Depuis plus de 70 ans, la crédibilité et le savoir-faire des JMF témoignent de leur participation pleine et active à l’éveil, et à l’éducation civique et morale des jeunes. Dans le domaine culturel et musical, votre esprit d’ouverture respecte la diversité, l’appel à tous les talents d’où qu’ils viennent, classiques ou d’avant-garde, qu’ils soient confirmés ou naissants.

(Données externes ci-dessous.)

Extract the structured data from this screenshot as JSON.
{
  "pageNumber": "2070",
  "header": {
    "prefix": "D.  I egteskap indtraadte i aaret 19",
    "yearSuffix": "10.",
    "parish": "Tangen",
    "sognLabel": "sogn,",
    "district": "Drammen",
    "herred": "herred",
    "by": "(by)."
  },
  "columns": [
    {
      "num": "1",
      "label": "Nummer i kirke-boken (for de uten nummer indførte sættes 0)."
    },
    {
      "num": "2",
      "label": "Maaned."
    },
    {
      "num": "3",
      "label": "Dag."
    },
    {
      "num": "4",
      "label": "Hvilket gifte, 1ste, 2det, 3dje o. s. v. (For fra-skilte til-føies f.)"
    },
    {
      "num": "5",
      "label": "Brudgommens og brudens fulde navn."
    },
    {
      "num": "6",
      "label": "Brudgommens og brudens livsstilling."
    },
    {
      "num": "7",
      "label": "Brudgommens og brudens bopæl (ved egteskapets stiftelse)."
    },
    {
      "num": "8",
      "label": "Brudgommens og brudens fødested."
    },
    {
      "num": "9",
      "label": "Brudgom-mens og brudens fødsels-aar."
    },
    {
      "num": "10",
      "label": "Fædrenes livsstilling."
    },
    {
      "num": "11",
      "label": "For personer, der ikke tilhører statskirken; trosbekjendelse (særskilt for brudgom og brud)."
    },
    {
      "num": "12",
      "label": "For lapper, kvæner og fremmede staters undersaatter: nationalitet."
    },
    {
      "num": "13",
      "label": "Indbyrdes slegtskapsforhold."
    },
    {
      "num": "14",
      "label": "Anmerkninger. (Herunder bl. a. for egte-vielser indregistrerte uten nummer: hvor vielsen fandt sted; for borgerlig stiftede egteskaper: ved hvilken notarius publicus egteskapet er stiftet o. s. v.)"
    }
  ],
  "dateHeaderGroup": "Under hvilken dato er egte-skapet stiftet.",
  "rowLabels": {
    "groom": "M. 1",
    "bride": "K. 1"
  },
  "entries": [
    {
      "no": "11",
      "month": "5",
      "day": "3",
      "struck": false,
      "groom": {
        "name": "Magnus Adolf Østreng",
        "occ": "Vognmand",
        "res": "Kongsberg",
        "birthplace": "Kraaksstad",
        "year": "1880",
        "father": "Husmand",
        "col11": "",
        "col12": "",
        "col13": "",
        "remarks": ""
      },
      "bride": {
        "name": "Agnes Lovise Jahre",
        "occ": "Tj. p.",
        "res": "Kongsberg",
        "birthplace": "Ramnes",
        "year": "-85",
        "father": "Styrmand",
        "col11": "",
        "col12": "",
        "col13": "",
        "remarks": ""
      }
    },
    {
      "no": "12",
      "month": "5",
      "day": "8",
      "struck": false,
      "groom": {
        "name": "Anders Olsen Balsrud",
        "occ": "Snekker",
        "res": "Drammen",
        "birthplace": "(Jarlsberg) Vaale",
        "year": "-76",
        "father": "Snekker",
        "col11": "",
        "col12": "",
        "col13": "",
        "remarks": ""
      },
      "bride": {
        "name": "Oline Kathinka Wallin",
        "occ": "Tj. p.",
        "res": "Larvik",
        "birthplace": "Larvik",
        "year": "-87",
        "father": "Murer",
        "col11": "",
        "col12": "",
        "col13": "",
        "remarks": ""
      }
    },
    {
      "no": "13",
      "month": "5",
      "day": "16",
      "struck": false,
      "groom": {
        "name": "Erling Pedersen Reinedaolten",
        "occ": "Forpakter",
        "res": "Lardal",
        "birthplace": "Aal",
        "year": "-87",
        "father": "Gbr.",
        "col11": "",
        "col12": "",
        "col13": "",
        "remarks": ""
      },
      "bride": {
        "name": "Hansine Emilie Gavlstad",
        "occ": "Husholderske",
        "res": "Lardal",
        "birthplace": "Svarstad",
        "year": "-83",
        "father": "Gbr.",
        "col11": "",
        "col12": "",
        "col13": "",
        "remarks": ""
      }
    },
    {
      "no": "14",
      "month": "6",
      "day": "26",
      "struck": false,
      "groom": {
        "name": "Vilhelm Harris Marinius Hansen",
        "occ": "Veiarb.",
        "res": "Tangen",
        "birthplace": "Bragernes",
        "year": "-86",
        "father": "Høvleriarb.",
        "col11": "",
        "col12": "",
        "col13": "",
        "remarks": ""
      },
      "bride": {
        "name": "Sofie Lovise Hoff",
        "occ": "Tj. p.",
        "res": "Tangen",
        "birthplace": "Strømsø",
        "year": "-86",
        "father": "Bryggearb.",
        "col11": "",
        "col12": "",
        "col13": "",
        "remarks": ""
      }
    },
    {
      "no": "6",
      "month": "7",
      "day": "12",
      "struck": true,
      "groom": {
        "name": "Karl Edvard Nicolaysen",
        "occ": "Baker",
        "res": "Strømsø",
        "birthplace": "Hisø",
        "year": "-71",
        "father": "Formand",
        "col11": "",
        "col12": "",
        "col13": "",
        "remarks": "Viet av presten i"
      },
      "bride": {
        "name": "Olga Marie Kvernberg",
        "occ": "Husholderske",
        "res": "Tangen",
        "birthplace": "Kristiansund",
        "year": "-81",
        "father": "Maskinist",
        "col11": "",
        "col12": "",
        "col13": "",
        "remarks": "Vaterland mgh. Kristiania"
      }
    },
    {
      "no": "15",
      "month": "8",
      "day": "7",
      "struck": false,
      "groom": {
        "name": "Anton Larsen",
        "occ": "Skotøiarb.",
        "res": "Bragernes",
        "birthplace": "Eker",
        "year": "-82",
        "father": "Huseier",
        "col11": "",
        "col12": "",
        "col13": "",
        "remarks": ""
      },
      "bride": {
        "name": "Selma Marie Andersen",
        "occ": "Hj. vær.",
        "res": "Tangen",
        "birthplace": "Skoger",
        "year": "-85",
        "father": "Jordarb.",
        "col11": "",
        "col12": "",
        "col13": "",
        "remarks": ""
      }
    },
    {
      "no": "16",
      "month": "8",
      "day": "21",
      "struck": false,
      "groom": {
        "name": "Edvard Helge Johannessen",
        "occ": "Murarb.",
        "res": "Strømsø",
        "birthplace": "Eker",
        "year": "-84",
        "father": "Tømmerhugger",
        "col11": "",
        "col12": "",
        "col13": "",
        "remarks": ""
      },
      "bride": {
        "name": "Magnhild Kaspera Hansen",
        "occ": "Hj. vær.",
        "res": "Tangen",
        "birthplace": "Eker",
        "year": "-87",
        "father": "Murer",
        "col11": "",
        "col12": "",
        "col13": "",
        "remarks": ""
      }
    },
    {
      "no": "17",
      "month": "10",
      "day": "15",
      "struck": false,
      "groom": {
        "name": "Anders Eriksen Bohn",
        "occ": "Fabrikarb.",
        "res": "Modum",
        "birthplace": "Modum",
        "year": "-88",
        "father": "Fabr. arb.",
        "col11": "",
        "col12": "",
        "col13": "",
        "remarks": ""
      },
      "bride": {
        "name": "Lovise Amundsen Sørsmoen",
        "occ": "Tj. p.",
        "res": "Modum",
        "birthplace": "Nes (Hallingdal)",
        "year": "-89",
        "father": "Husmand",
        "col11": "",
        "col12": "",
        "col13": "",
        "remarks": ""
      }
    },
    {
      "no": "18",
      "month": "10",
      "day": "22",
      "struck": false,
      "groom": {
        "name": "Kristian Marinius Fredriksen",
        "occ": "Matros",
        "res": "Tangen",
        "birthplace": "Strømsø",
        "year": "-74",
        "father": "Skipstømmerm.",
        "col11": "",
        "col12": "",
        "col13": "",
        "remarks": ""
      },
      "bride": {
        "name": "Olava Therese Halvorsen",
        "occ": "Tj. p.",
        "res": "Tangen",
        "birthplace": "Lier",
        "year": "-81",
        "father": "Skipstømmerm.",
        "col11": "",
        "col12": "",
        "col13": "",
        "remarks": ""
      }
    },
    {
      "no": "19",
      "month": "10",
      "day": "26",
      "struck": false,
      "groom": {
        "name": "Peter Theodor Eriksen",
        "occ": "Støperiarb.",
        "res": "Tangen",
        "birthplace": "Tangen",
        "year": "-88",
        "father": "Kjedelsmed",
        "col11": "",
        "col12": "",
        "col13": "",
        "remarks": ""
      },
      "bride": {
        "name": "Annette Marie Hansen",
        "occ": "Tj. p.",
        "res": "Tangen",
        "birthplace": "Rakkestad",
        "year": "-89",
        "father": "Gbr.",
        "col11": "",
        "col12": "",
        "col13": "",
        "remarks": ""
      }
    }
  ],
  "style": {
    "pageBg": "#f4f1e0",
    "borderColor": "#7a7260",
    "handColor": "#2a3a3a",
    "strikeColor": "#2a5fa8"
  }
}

Nous ne sommes pas insensibles à cette ligne laïque qui anime votre politique d’action éducative et artistique en direction des jeunes. Assurément, vos actions visent à leur épanouissement personnel, à les former sans les conformer. Si la musique adoucit les mœurs, les concerts que vous organisez ouvrent et structurent les esprits. Vous amenez le concert jusque dans les zones les plus éloignées des centres culturels, notamment en milieu rural, à la rencontre des scolaires qui, malheureusement trop souvent, ont peu d’occasions de vivre l’émotion d’un spectacle musical vivant. En œuvrant pour l’équité d’offres culturelles et musicales pour toutes les écoles du territoire et en diffusant les valeurs universelles que cultivent la richesse des spectacles, fondées sur la découverte des patrimoines culturels et musicaux des diversités ethniques, vous en assurez leur respect incontestable. Vous veillez également à ce que la liberté de penser ne soit jamais confisquée par une vérité révélée. En fait, vous vous préoccupez constamment à faire en sorte que la fraternité ne soit pas un mot dérisoire.
Qui sait si vous, qui n’êtes pas forcément des habitués du discours laïque classique, vous n’êtes pas en fait, et dans l’action, l’un de ses véritables zélateurs ?
Le ministère de l’Education nationale, celui de la culture et de la communication et tous ceux qui œuvrent à vos côtés reconnaissent le rôle essentiel que vous jouez dans le domaine de l’éducation. Vous informez avec objectivité, instruisez avec intelligence, éduquez avec probité, éveillez la curiosité et distrayez avec élégance.
Ainsi, au regard des qualités qui caractérisent votre spécificité, les DDEN se déterminent pour être l’un de vos relais, au sein des écoles où ils exercent leur mission officielle.
L’article 2 de notre convention esquisse les engagements respectifs que chaque association est invitée à respecter dans le cadre de notre nouveau réseau, sorte de maillage comme peut l’être un filet de pêche et non pas une toile d’araignée où tout serait dirigé vers le centre. Tout en respectant la spécificité de chacune de nos deux associations, la synergie envisagée devrait favoriser une meilleure connaissance mutuelle et tisser des liens de sympathie chassant, alors de fait, de vieilles lunes ou autres a priori. Notre convention s’inscrit également dans une stratégie de développement de nos forces respectives. Elle marque le point de départ d’un cheminement enrichissant et fructueux. C’est tout l’esprit de la convention qui a été signée le 5 juin 2013.